In [1], Turan shows that the sensitivity (called "critical complexity" in the paper) of a graph property is strictly greater than $\lfloor {1\over 4} m \rfloor$ where $m$ is the number of vertices in the graph. He goes on to conjecture that any non-trivial graph property has sensitivity $\geq m-1$. He mentions that this has been verified for $m \leq 5$. Has any progress been made on this conjecture?
Background
Let $x$ be a binary string in $\{0,1\}^n$. Define $x^i$ for $1 \leq i \leq n$ to be the string obtained from $x$ by flipping the $i^{th}$ bit. For a boolean function $f: \{0,1\}^n$ \to $\{0,1\}$, define the sensitivity of $f$ at $x$ as $s(f;x) := |\{i : f(x) \neq f(x^i) \}|$. Finally, define the sensitivity of $f$ as $s(f) := \mbox{max}_x\; s(f;x)$.

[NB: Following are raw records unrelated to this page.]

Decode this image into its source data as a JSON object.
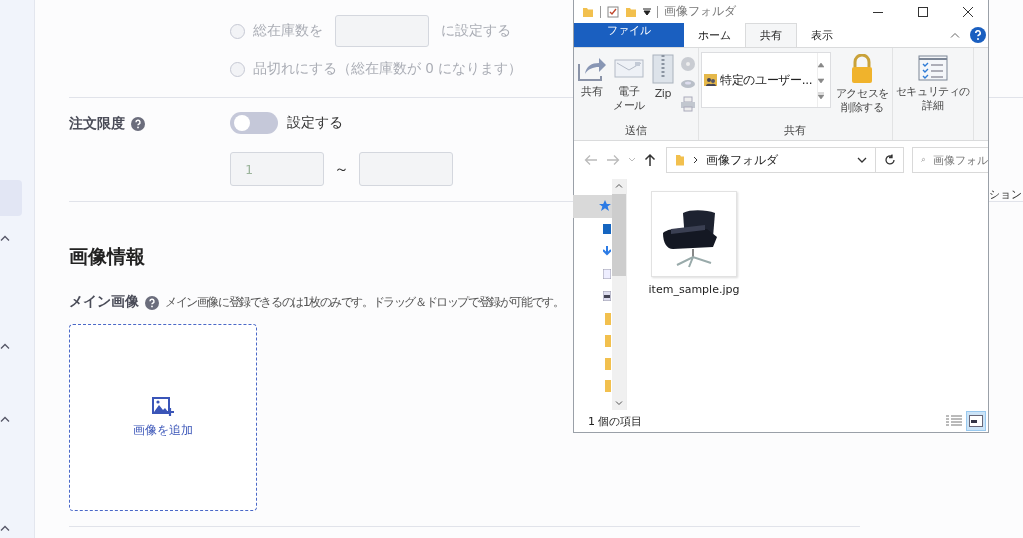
{
  "sidebar": {
    "items": [
      {
        "kind": "blank",
        "selected": true
      },
      {
        "kind": "chevron",
        "selected": false
      },
      {
        "kind": "chevron",
        "selected": false
      },
      {
        "kind": "chevron",
        "selected": false
      },
      {
        "kind": "chevron",
        "selected": false
      }
    ]
  },
  "stock": {
    "options": [
      {
        "kind": "input",
        "label": "総在庫数を",
        "suffix": "に設定する",
        "selected": false,
        "disabled": true
      },
      {
        "kind": "plain",
        "label": "品切れにする（総在庫数が 0 になります）",
        "selected": false,
        "disabled": true
      }
    ]
  },
  "order_limit": {
    "label": "注文限度",
    "toggle": {
      "label": "設定する",
      "on": false
    },
    "range": {
      "min": "1",
      "separator": "～"
    }
  },
  "image_info": {
    "title": "画像情報",
    "main_image": {
      "label": "メイン画像",
      "hint": "メイン画像に登録できるのは1枚のみです。ドラッグ＆ドロップで登録が可能です。",
      "dropzone": "画像を追加"
    }
  },
  "behind_text": "ション",
  "explorer": {
    "title": "画像フォルダ",
    "tabs": [
      {
        "label": "ファイル",
        "kind": "file",
        "selected": false
      },
      {
        "label": "ホーム",
        "kind": "tab",
        "selected": false
      },
      {
        "label": "共有",
        "kind": "tab",
        "selected": true
      },
      {
        "label": "表示",
        "kind": "tab",
        "selected": false
      }
    ],
    "groups": [
      {
        "label": "送信",
        "buttons": [
          {
            "kind": "share",
            "lines": [
              "共有"
            ]
          },
          {
            "kind": "mail",
            "lines": [
              "電子",
              "メール"
            ]
          },
          {
            "kind": "zip",
            "lines": [
              "Zip"
            ]
          },
          {
            "kind": "small-icons"
          }
        ]
      },
      {
        "label": "共有",
        "list_item": "特定のユーザー...",
        "buttons": [
          {
            "kind": "lock",
            "lines": [
              "アクセスを",
              "削除する"
            ]
          }
        ]
      },
      {
        "buttons": [
          {
            "kind": "security",
            "lines": [
              "セキュリティの",
              "詳細"
            ]
          }
        ]
      }
    ],
    "address": "画像フォルダ",
    "search_placeholder": "画像フォル",
    "files": [
      {
        "name": "item_sample.jpg",
        "kind": "picture"
      }
    ],
    "status": "1 個の項目",
    "views": [
      {
        "kind": "details",
        "selected": false
      },
      {
        "kind": "large",
        "selected": true
      }
    ]
  }
}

A graph property $\mathcal P$ is a collection graphs such that if $G \in \mathcal P$ and $G'$ is isomorphic to $G$ then $G' \in \mathcal P$. We can think of a graph property $\mathcal P$ as the union of properties $\mathcal P_m$ where $\mathcal P_m$ is the subset of $\mathcal P$ consisting of graphs with $m$ vertices. Further, we can conceive of a graph property $\mathcal P_m$ as a boolean function on $\{0,1\}^n$ where $n = {m \choose 2}$. We can encode a graph on $m$ vertices in a binary vector of length $n$; each entry in the vector corresponds to a pair of vertices and the entry is $1$ iff that edge is present in the graph. Thus, the sensitivity of a graph property is its sensitivity qua boolean function.
- Turan, G., The critical complexity of graph properties, Information Processing Letters 18 (1984), 151-153.